On Thursday night, Labrinth posted five lines of all-caps text to Instagram with no caption, no context and no warning. The message was directed at his record label, Columbia Records, and at Euphoria,’ the HBO series he has helped define since its debut in 2019. He said he was done with the music industry entirely. He signed off with a single lowercase letter that, in the way only a British farewell can, made the whole thing land harder.
The post arrived exactly 30 days before Euphoria season 3 premieres on HBO and Max on April 12. Representatives for Labrinth, HBO and Columbia Records had not responded to requests for comment as of Friday morning.
Who Labrinth is and why this matters
Timothy Lee McKenzie, known professionally as Labrinth, is not a background contributor to Euphoria He is the sonic architecture of the show. His compositions include some of the most streamed and recognized music from the series, among them All for Us, Formula, Mount Everest and Never Felt So Alone, a collaboration with Billie Eilish that earned a Grammy nomination.
All for Us won the Emmy for Outstanding Original Music and Lyrics in 2020. That is the weight of what he built for the show, and that is the weight of what Thursday’s post implied he was walking away from.
When Euphoria creator Sam Levinson gave him creative latitude during the earlier seasons, Labrinth described the direction he received in straightforward terms. That freedom appeared to be central to what made the collaboration work. Something about that arrangement had clearly changed.
The Hans Zimmer factor
Last year, HBO announced that legendary film composer Hans Zimmer would join Labrinth in scoring Euphoria season 3. At the time, Labrinth released a statement welcoming the partnership and describing Zimmer as one of his heroes in film scoring. The announcement was framed as an addition, not a replacement.
But in a Hollywood Reporter interview published on March 11, Levinson spoke about the new season’s music and singled out Zimmer’s score as emotionally powerful and unlike anything the show had done before. Labrinth’s name did not appear in the widely circulated portion of that interview. Whether that omission was incidental or intentional, the public messaging had unmistakably shifted.
Six days before the post, Labrinth had been in Paris for Balenciaga’s Fall/Winter 2026 show, where Levinson presented footage from season 3 as part of the event. Whatever broke down between then and Thursday night remains unknown.
The reaction from fans and peers
View this post on Instagram
The comments on Labrinth’s post were not skeptical or confused. They were immediately, and almost universally, supportive. Fans wrote that he had made Euphoria what it was. Fellow musician Skylar Grey urged him not to stop creating. Kesha told him to protect his peace and reminded him he was loved and supported. That is not the response of an audience reading an artist’s frustration as a publicity move.

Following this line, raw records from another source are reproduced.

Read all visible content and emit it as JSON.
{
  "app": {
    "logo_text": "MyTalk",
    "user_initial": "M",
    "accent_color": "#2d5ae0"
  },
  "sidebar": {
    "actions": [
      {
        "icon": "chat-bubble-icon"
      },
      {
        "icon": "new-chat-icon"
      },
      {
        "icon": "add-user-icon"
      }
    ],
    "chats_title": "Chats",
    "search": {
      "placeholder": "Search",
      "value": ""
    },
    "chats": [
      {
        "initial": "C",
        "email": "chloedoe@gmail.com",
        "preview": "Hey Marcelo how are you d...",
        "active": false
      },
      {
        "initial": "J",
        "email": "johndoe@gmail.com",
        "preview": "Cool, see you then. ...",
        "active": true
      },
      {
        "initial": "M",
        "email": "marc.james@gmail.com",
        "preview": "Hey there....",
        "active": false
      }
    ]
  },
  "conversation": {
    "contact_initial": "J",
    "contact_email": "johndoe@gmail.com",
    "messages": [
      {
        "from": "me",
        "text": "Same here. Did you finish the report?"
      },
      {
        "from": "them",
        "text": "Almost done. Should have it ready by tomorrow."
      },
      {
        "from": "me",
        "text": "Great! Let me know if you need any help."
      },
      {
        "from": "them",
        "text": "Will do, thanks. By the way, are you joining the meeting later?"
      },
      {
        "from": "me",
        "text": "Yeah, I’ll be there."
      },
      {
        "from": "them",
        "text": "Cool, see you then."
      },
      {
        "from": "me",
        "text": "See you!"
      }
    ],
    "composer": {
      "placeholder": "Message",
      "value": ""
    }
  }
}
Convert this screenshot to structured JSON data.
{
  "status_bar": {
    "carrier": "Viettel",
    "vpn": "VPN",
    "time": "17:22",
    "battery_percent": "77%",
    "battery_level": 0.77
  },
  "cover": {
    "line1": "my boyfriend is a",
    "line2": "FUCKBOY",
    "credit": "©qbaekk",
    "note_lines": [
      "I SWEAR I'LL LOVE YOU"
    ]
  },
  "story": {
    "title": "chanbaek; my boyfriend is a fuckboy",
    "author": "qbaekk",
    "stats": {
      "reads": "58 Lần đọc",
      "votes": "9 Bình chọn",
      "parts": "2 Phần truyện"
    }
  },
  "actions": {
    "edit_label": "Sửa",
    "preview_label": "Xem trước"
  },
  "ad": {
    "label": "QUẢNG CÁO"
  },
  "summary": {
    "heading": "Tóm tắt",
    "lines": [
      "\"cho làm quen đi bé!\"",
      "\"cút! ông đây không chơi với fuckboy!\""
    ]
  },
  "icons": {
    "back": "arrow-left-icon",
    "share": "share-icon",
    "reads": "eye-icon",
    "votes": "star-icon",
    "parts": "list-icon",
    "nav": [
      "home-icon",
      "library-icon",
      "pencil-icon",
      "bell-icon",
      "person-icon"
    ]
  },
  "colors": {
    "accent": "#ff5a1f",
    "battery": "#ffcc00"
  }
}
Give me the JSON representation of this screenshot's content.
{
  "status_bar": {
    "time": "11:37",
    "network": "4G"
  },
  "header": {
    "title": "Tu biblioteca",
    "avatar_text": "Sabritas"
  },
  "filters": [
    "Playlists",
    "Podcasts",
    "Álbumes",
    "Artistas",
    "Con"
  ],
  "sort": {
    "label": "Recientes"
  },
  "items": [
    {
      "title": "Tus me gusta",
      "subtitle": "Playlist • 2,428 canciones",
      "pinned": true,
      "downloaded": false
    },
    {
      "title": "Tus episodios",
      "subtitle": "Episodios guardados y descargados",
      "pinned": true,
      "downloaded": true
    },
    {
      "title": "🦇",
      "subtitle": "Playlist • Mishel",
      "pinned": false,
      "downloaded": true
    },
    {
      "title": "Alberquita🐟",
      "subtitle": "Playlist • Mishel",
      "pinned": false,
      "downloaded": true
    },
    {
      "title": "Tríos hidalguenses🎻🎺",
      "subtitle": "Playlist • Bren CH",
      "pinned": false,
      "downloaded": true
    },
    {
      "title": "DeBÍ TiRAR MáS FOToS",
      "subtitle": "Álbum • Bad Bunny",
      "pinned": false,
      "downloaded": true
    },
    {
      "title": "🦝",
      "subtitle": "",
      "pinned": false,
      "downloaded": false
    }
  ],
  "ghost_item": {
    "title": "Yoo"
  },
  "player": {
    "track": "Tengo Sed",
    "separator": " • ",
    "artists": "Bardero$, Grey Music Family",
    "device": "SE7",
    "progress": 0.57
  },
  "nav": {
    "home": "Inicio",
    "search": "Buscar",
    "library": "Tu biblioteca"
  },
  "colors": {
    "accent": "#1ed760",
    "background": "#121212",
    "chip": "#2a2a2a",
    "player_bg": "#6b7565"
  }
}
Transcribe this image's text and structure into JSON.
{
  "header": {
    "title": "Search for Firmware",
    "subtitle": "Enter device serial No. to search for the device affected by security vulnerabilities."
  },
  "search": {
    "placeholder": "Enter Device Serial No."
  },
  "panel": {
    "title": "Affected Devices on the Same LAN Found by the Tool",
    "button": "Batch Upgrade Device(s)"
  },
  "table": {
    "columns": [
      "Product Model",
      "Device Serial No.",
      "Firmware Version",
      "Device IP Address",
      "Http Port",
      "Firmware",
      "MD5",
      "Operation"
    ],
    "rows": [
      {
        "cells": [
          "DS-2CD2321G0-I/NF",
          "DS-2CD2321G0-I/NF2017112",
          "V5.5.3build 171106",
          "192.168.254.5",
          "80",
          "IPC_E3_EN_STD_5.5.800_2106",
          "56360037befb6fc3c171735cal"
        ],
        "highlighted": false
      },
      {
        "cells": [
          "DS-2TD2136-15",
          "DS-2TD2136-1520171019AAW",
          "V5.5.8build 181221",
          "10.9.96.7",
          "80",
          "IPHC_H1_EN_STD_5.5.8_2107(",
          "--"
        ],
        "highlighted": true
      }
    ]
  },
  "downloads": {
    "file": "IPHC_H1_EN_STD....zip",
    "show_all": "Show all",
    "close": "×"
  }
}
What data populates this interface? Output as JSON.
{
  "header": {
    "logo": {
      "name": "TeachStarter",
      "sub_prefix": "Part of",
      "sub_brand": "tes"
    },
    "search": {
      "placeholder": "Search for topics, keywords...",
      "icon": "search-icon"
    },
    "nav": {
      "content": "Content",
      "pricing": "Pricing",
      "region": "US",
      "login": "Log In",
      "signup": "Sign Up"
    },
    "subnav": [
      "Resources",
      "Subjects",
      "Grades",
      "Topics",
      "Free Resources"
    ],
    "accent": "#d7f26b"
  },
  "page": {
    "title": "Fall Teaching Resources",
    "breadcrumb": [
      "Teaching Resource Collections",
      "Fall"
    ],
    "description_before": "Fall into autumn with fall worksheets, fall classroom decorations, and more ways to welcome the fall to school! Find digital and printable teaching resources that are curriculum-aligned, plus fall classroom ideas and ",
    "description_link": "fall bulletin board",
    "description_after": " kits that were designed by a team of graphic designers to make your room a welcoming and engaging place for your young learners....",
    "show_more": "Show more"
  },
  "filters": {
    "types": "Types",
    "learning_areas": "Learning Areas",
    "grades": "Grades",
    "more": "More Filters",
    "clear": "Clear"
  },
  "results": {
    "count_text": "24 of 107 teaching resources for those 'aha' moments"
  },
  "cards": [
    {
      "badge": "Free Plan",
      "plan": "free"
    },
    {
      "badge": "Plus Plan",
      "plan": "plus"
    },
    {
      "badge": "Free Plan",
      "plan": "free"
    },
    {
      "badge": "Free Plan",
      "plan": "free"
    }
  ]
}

Fan speculation about the cause ranged from financial disputes to creative disagreements to something more personal. None of it is confirmed. But the speed and certainty with which people took his side suggests that the audience already understood something about the power imbalance he was pushing back against.
What happens now
Euphoria season 3 still premieres April 12. The eight-episode season includes a time jump that moves the characters beyond high school and is expected to serve as the story’s conclusion. Zendaya returns as Rue Bennett alongside Jacob Elordi, Sydney Sweeney, Hunter Schafer, Alexa Demie and Colman Domingo, among others. New cast members include Rosalía, Marshawn Lynch and Toby Wallace.
What remains unresolved is the extent of Labrinth’s involvement in the finished season and whether Thursday’s post changes anything going forward. HBO has said nothing. Columbia has said nothing. Levinson has said nothing.
The silence is doing its own kind of work.